You might not know it, but you could have a credit or debit card that uses a tiny computer chip and a radio antenna to transmit account information from your card—even when you’re not shopping.
MasterCard uses “PayPass” to identify the cards. Chase bank coined the term “Blink.” Some contactless cards, which use a radio frequency identification, or RFID, chip, might simply have a symbol on the card consisting of four curved lines. An industry newsletter, The Nilson Report, says 35 million contactless chip cards are in circulation in the U.S.
The cards are touted as convenient, but they are also vulnerable to being skimmed without ever leaving your pocket. The information communicated from your card to a card reader can be enough to create a counterfeit card that can be successfully used to make an unauthorized purchase, as we observed in a recent demonstration by Recursion Ventures, a security research and consulting company in New York City.
The basic equipment needed for that form of fraud is readily available to would-be crooks. An electronic card reader available online for less than $100 can be connected to a laptop to store skimmed information. When Chris Paget, whose title at Recursion is chief hacker, used such a reader to scan a Chase debit card he’d recently received, the card’s account number, expiration date, and security data immediately appeared on the computer screen. Two credit cards still inside the mailing envelope revealed the same type of account data.

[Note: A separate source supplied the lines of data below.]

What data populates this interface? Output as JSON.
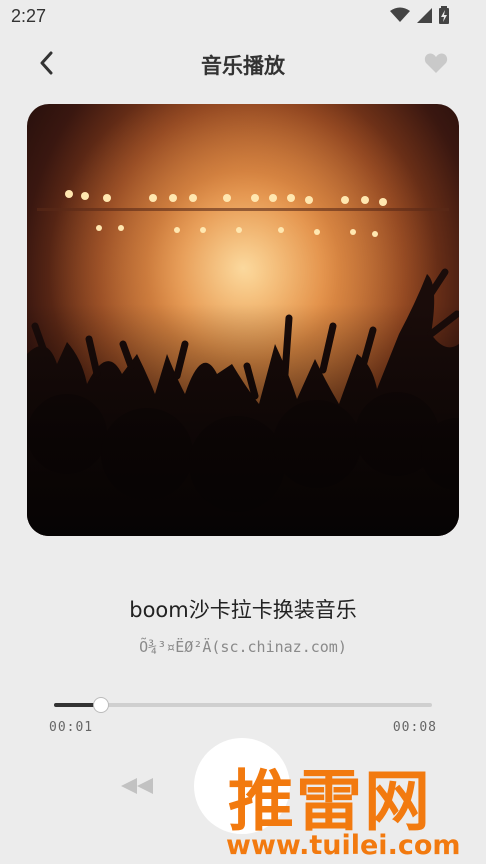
{
  "status_bar": {
    "time": "2:27",
    "icons": [
      "wifi-icon",
      "signal-icon",
      "battery-icon"
    ]
  },
  "header": {
    "title": "音乐播放",
    "back_icon": "chevron-left-icon",
    "favorite_icon": "heart-icon"
  },
  "track": {
    "title": "boom沙卡拉卡换装音乐",
    "artist": "Õ¾³¤ËØ²Ä(sc.chinaz.com)"
  },
  "progress": {
    "current": "00:01",
    "total": "00:08",
    "fraction": 0.125
  },
  "controls": {
    "prev_icon": "rewind-icon",
    "play_icon": "play-button"
  },
  "watermark": {
    "brand": "推雷网",
    "url": "www.tuilei.com"
  },
  "colors": {
    "background": "#ececec",
    "accent": "#f27a0f",
    "progress_fill": "#333333"
  }
}
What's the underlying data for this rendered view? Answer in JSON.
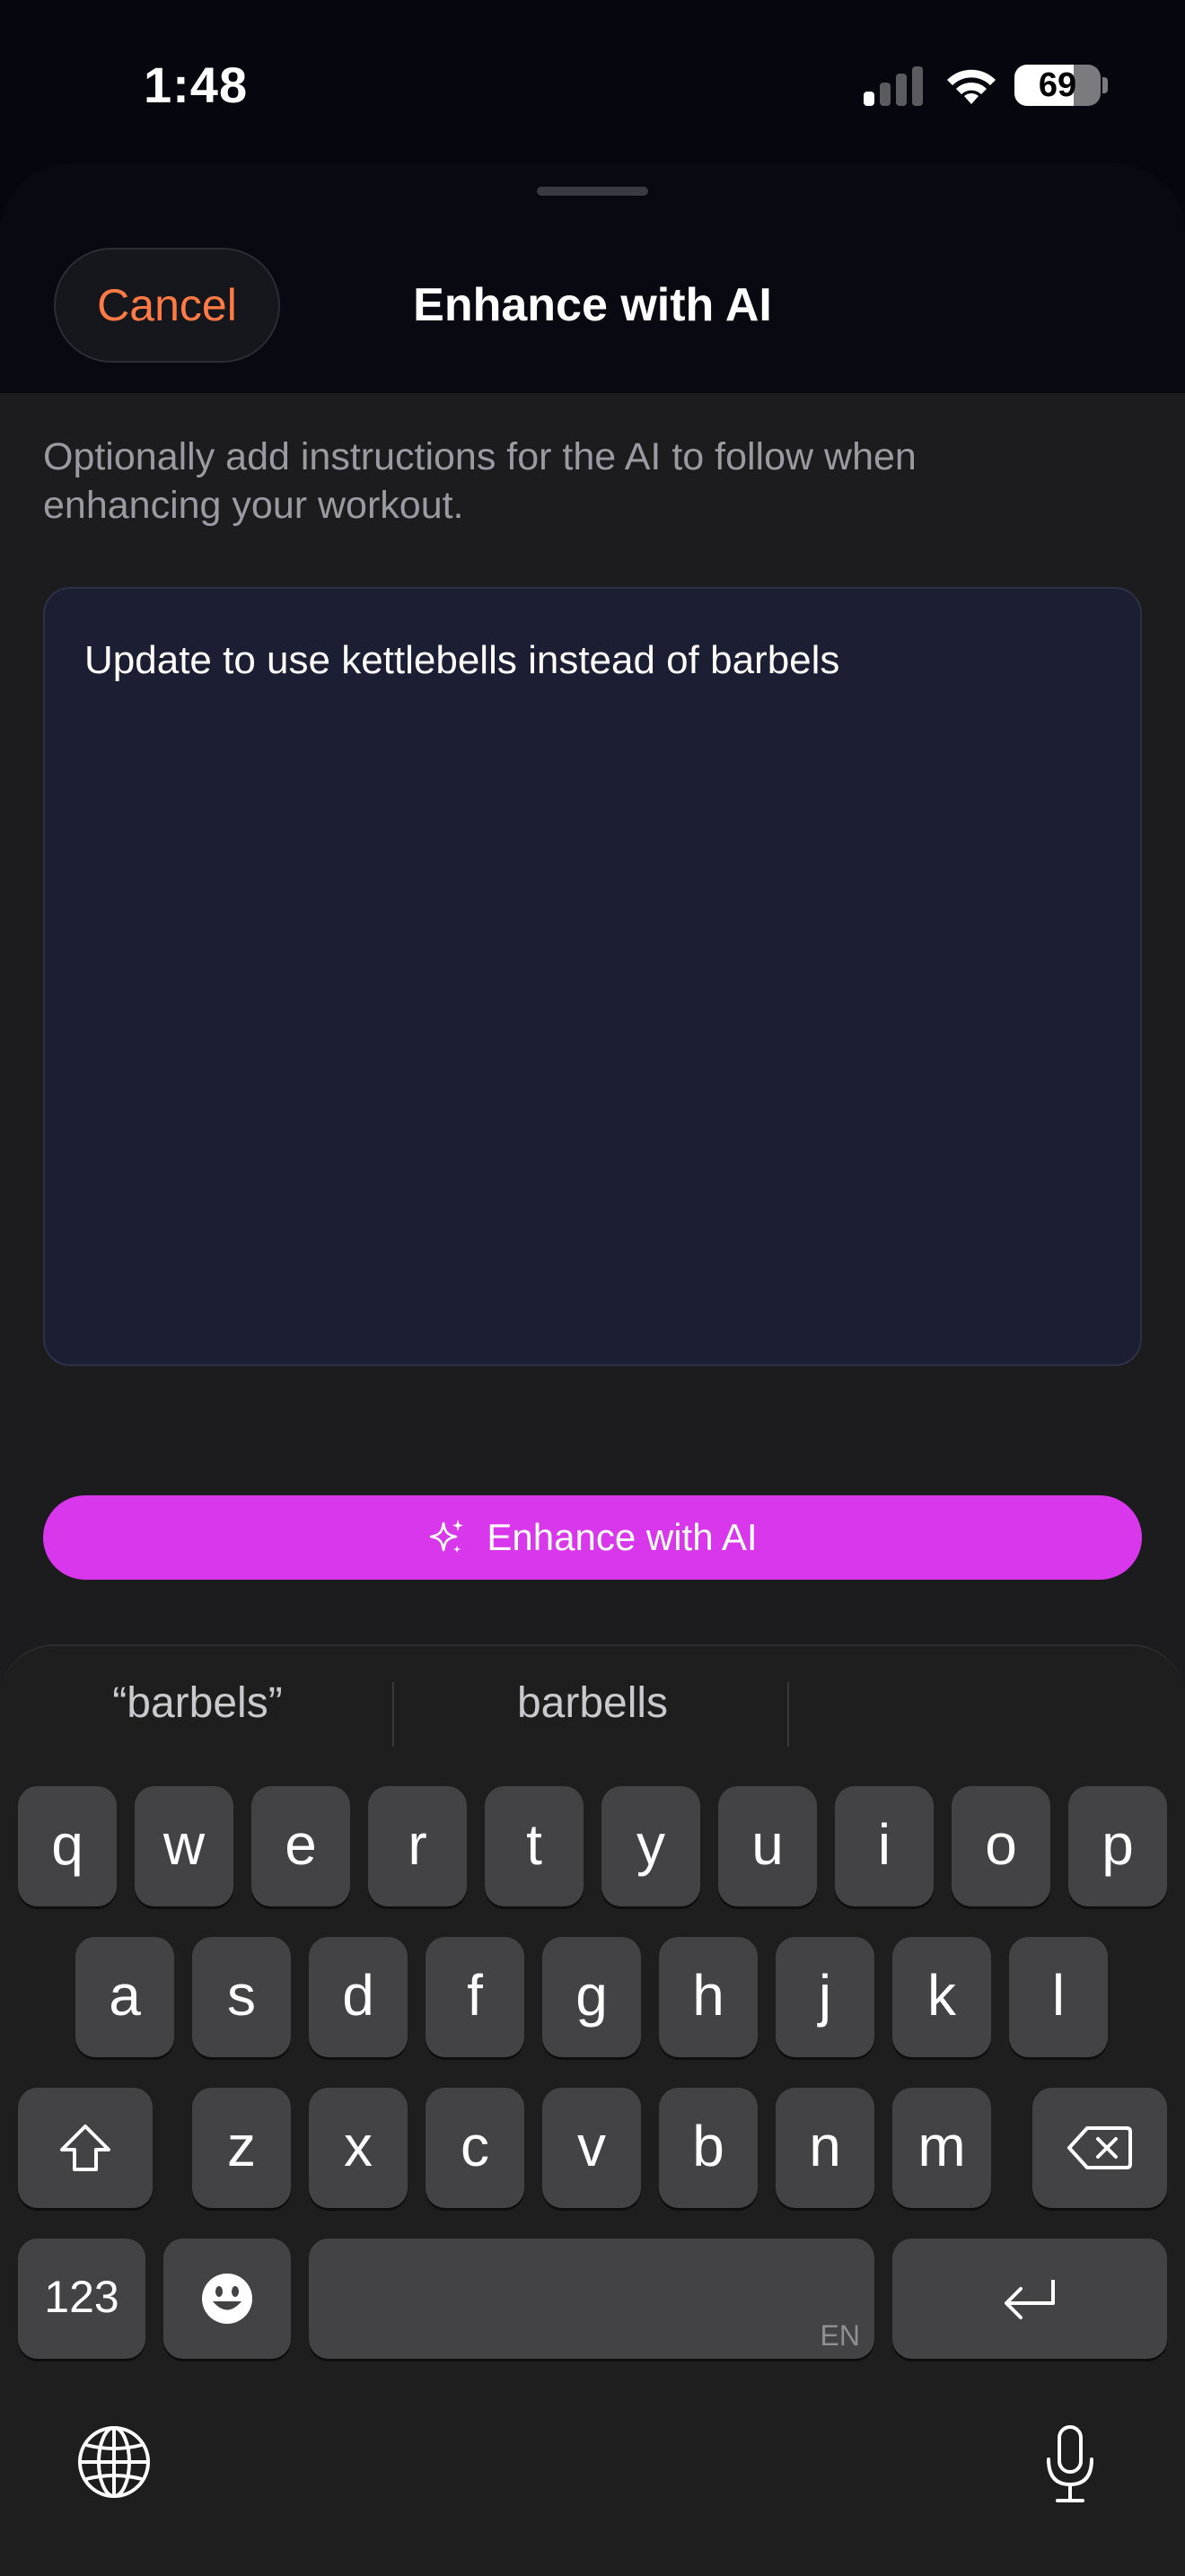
{
  "status_bar": {
    "time": "1:48",
    "battery": "69",
    "signal_bars_active": 1
  },
  "sheet": {
    "cancel_label": "Cancel",
    "title": "Enhance with AI",
    "instructions": "Optionally add instructions for the AI to follow when enhancing your workout.",
    "instructions_value": "Update to use kettlebells instead of barbels",
    "enhance_button_label": "Enhance with AI",
    "colors": {
      "accent": "#d937ec",
      "cancel": "#ff7a45",
      "field_bg": "#1c1f33"
    }
  },
  "keyboard": {
    "suggestions": [
      "“barbels”",
      "barbells",
      ""
    ],
    "row1": [
      "q",
      "w",
      "e",
      "r",
      "t",
      "y",
      "u",
      "i",
      "o",
      "p"
    ],
    "row2": [
      "a",
      "s",
      "d",
      "f",
      "g",
      "h",
      "j",
      "k",
      "l"
    ],
    "row3": [
      "z",
      "x",
      "c",
      "v",
      "b",
      "n",
      "m"
    ],
    "numbers_label": "123",
    "language_indicator": "EN",
    "icons": [
      "shift-icon",
      "delete-icon",
      "emoji-icon",
      "return-icon",
      "globe-icon",
      "microphone-icon"
    ]
  }
}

From a few inches away, the account data can be read even if the card is inside a wallet or purse. By transferring the skimmed card data onto a blank magnetic-stripe card, Paget produced a counterfeit card that he then used to make a purchase that was successfully processed.
Chase spokesman Paul Hartwick says the security codes on its contactless cards are designed to change with every transaction, as they are with most RFID-enabled cards, so that even if a card is counterfeited, it would work for only one fraudulent transaction.
“If I put a reader next to a turnstile at Grand Central Terminal at rush hour, I could probably capture data from 5,000 cards in an evening, and what you’re getting from each one is enough to initiate a transaction,” says Mark Rasch, a former Justice Department computer-crime prosecutor who serves as director of cybersecurity and privacy consulting at CSC, a business technology firm. Moreover, repeatedly scanning a card that is lost, stolen, or intercepted in the mail produces multiple security codes, Paget says.
The Smart Card Alliance, an industry group, maintains that contactless card technology deployed by American Express, Discover, MasterCard, and Visa is secure and that there have been no reports of consumers being victimized. American Express says its contactless cards do not reveal the card account number, and that was the case in the demonstration we observed.
The absence of a flood of fraud reports linked to the cards is not proof of their security, though, according to Kevin Fu, a University of Massachusetts at Amherst assistant professor who has published research on the topic. Because the contactless cards in circulation in the U.S. represent only 3.5 percent of the total debit and credit cards in use, they have not yet presented a big enough target to lure many crooks, especially when traditional magnetic stripe cards are so easily counterfeited.
Shields or wallets marketed as RFID-blocking devices can make it more difficult for someone with an electronic reader to read your cards, but they don’t entirely block transmission of card data. When Recursion’s security experts tested 10 types of shields and wallets currently being sold to protect contactless cards, they found that none blocked the signal completely, and there was dramatic variability even among samples of the same brand. Using a different approach, Recursion’s experts created a credit-card-sized jamming device for the wallet that prevents cards from responding to any reader.
Our reporter offered her own homemade shield constructed of duct tape and lined with aluminium foil. It provided better protection than eight of the 10 commercial products, including a stainless-steel “RFID blocking” wallet selling online for about $60.
Until contactless-card security is improved or better protective devices are widely available, consumers can ask for cards that are not RFID-enabled, a request that at least some major card issuers say they will honor.